In a BBC Scotland televised debate ahead of the May 6th election, Scotland’s political elite have largely struck down the idea of a second independence referendum deeming it little more than a potential period of “divisiveness” unneeded by the country as people prepare to head for the polls.
Conservative leader Douglas Ross, Anas Sarwar of Labour, and Liberal Democrat Willie Rennie all made their opposition to a continued push for independence clear on the night.
Only Lorna Slater, of the minor Scottish Green party backed current scandal stained First Minister Nicola Sturgeon in claiming Scotland was going in the “wrong direction” if decisions were left to the wider UK electorate as represented in Westminster.
Ms.
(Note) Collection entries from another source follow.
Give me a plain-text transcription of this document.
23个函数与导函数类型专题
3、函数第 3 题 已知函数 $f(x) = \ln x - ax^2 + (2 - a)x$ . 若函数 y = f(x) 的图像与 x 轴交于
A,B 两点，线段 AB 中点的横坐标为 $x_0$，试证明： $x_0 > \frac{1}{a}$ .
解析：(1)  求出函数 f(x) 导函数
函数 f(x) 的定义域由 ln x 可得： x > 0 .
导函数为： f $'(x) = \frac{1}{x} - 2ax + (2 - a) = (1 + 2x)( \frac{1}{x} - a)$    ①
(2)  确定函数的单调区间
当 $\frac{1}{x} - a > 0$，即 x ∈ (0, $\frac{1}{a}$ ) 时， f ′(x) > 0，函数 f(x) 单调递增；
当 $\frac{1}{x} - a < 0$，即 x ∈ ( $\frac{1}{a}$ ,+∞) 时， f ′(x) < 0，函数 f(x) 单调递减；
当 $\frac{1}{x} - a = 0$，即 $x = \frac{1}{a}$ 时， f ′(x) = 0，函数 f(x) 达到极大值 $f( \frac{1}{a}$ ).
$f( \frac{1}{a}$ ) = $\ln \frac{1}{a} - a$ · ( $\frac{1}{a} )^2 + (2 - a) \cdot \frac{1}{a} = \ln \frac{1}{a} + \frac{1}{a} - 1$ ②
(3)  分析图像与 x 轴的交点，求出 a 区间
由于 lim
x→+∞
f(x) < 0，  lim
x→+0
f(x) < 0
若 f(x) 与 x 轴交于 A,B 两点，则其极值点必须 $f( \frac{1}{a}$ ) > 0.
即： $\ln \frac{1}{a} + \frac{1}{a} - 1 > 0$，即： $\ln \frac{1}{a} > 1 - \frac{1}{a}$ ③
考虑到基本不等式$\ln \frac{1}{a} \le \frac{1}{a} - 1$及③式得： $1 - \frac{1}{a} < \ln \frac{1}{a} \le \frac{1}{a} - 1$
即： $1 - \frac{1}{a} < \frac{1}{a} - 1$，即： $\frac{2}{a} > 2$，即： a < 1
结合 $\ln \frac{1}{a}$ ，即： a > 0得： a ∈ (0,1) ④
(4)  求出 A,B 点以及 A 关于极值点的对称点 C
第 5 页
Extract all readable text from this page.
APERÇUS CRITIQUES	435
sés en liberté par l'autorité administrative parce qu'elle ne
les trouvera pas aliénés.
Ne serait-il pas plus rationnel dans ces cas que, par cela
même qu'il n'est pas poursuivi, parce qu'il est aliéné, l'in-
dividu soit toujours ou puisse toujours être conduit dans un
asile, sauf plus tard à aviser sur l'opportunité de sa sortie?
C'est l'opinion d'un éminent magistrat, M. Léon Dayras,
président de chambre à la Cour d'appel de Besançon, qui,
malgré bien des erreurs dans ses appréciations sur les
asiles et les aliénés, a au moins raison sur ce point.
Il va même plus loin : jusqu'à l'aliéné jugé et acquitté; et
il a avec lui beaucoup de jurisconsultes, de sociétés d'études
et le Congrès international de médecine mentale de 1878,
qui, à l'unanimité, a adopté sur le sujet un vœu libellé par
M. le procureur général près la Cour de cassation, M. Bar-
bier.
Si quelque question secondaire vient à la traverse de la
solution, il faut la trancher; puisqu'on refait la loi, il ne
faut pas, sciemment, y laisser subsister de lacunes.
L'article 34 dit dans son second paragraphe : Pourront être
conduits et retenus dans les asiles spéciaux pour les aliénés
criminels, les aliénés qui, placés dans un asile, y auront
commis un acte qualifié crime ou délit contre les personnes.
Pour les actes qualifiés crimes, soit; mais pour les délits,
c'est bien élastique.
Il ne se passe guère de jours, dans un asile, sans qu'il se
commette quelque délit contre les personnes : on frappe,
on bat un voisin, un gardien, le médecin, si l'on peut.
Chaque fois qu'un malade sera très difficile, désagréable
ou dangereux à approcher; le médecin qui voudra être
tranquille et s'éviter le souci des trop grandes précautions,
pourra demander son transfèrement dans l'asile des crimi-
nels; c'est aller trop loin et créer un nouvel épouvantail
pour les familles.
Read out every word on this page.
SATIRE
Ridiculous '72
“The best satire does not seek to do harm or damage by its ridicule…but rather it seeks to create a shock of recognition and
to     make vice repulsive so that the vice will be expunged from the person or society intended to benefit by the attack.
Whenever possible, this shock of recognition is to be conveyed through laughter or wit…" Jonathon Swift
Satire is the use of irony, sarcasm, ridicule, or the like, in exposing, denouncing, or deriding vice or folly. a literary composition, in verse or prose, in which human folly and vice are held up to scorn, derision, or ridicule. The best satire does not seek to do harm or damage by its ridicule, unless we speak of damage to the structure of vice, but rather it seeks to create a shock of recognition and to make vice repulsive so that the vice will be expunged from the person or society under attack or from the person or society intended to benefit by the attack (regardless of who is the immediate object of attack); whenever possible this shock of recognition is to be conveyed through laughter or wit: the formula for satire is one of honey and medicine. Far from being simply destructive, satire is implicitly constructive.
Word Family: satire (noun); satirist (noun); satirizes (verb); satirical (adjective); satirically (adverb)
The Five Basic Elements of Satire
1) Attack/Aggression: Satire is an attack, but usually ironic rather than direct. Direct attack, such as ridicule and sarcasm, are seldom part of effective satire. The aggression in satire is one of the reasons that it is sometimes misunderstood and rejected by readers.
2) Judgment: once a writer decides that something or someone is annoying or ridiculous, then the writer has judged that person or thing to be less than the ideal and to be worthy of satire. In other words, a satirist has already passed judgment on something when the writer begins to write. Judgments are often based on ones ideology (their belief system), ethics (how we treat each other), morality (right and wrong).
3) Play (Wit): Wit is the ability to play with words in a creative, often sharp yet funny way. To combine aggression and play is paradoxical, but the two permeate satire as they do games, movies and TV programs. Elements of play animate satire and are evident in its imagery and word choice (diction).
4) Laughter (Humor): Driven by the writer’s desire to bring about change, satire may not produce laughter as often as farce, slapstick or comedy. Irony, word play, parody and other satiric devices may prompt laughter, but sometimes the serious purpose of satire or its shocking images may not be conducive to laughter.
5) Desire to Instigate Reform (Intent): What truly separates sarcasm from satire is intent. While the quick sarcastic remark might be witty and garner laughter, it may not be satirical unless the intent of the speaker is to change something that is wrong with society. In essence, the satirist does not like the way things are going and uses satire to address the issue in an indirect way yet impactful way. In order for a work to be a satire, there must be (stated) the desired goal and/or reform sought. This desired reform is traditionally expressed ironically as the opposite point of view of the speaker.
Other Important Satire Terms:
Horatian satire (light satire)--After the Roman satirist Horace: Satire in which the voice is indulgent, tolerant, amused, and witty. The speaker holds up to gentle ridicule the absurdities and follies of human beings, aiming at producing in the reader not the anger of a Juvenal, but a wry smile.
Sturgeon, as head of the Scottish National Party has recently been embroiled in legal cases with her predecessor Alex Salmond, and is expected to take a major hit in the upcoming elections with the Conservatives and Labour parties in particular – both anti-independence – expected to benefit.
Responding to claims that her obsession with independence is distracting her from energies that should be spend in the battle against COVID, Sturgeon responded “I’ll leave other people to judge if my focus has been on the pandemic or not over the past year.
“People have seen me literally every single day lead the country’s fight against COVID and I have literally spent almost every waking moment doing that. I will continue to do that for every single day that is required out of that crisis, because it is not over yet” before closing “Recovery is not a neutral thing. So long as so many of the decisions lies in the hands of Boris Johnson and Westminster, then the danger is we take the wrong decisions and go in the wrong direction just as we’ve been dragged out of the EU against our will.”
The leader of the SNP is well known for her pro-EU stance and has not yet accepted the result of the 2016, referendum in which the voting public of the United Kingdom opted to leave the European Union.
Sturgeon has long been similarly dismissive of the September, 2014, Independence Referendum in which 55% of Scots opted to remain in the UK in what was then a widely accepted ‘once in a generation‘ vote – and just six years later is demanding a rerun.